The steady rain that had drizzled down for most of the day cleared up in the afternoon to leave sunshine and a clear blue sky. Shortly after 4.00pm I left Scarlett and Mrs BWM having a quiet nap on the sofa and set out for the wood.
After the snow and the cold weather of the last few weeks (down to -11 last Friday here) there are the first hints of spring in the air. The snowdrops are out on the verges and in the churchyard, which is always a good sign. The walk up to the wood was livened up by a flock of Greylag Geese grazing on the young winter wheat. They have been hanging around the village recently. Of course, they would be here when I didn’t have the long lens for my camera with me, so I had to be content with a more panoramic shot of the flock rather than a close up.
The first two weeks of February are significant in the badger’s year, as it is now that the cubs are born. Thanks to delayed implantation, badgers can mate at any time of year but the cubs are always born at the start of spring. I’m hoping there’ll be cubs at the main sett this year, as the numbers are still low. I’m as certain as I can be that there are just three badgers, including one cub from last year. That means there’s at least one breeding pair, so hopefully there’ll be more little ones on the way.
The badgers have been active, certainly. The field was pock-marked with fresh latrine sites, the dung characteristic of badgers that have been feeding on earthworms. I take this as a good sign too.
The wind was blowing in an odd direction, so to keep downwind I settled at the east end of the sett. This is where the active holes are, but it’s also difficult to watch from because of the uneven ground. Never mind – it would have to do. Part of the pleasure of badger watching for me is simply being out in the wood, and today was no exception. I came across two small herds of fallow deer on the walk in, and I also sat and watched a Chinese Water Deer as it browsed across the small valley. I was pleased to see that it was the same deer I’d seen and photographed 18 months ago (see Fieldnotes: 15th August 2010), easily identifiable by the split in its ear. There’s something satisfying about being able to recognise individual animals. I’ve never really managed to do it with badgers.
The light was fading when another visitor arrived. A man in a camouflage jacket walked across the pasture field near the wood and sat down behind a fallen tree. I was slightly alarmed to see that he was carrying a rifle. I don’t really have a problem with hunters, but I did get nervous when he was looking in my direction*. I hoped he was just a chap with an airgun after rabbits, but there’s a few deer hunters around here and that means proper high-velocity bullets. I didn’t want to be mistaken for one of the fallows in the dusk. To be honest, he probably never saw me. I was a hundred yards away, dressed in drab clothing with my silhouette hidden by the tree I was sitting against, and unlike him I was wearing a balaclava and gloves to hide the obvious face and hands.

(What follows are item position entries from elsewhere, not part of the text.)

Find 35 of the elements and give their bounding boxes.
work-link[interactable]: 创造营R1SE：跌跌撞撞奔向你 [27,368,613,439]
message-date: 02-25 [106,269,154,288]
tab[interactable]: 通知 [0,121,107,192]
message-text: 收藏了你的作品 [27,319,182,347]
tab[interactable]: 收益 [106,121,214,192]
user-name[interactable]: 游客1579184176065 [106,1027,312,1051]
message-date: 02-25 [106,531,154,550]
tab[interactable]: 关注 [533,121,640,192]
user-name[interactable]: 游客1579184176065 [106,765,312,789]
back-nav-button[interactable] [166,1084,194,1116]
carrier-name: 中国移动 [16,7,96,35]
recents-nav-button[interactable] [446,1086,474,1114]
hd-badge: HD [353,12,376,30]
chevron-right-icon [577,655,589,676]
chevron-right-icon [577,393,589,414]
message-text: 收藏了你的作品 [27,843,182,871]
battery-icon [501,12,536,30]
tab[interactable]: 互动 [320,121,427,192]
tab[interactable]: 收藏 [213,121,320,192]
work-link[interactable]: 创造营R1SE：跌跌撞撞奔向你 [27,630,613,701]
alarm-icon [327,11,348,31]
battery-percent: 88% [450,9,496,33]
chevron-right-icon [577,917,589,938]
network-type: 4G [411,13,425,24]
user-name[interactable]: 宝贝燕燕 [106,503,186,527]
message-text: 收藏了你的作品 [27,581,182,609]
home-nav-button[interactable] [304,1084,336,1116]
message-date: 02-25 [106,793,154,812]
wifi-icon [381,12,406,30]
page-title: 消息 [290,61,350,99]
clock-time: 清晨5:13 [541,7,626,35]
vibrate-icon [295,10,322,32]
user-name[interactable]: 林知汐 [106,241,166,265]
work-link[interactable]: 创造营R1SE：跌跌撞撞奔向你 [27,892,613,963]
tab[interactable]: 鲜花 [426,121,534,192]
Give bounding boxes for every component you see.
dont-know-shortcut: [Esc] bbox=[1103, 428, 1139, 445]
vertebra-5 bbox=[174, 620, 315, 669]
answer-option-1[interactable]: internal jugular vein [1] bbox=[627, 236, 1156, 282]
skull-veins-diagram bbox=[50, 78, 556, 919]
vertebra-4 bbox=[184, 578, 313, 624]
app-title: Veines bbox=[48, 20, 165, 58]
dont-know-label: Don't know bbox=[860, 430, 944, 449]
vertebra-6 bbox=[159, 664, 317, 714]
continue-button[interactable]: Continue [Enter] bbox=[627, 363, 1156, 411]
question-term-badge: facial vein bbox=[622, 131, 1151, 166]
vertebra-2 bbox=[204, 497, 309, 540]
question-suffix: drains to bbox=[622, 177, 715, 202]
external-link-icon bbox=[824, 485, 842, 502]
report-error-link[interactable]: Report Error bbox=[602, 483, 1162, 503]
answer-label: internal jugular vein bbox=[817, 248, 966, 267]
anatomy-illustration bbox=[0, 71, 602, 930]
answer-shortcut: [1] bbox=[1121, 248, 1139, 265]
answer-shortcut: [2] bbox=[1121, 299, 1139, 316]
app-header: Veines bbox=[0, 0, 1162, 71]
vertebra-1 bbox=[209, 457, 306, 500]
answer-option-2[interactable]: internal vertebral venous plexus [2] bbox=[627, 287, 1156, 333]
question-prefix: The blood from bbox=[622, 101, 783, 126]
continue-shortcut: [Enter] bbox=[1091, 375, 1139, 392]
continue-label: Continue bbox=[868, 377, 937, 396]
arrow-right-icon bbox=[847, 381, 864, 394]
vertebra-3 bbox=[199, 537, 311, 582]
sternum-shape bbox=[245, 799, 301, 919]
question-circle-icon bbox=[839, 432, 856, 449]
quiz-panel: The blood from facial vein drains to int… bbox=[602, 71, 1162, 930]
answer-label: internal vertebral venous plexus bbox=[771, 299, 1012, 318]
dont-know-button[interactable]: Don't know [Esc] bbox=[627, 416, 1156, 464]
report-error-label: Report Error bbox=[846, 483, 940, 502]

Just as the church clock struck six, a badger appeared, followed shortly after by a second. I watched them through the NV scope as they pottered and foraged for 15 minutes or so before trotting off. There was nothing very noteworthy to be seen, just normal relaxed badger behaviour, but they were still good to see.
I only saw two out of the three badgers. Does this mean the third was underground with her cubs? I have no way of knowing, but I’ll be optimistic. I left them to it at about 6.30 and crept off as quietly as I could. Just to be on the safe side I walked home the long way around the hill rather than across the firing line.
*with some justification. A few years ago a badger watcher with night vision goggles was shot dead by a hunter who was out lamping and mistook him for a fox(!)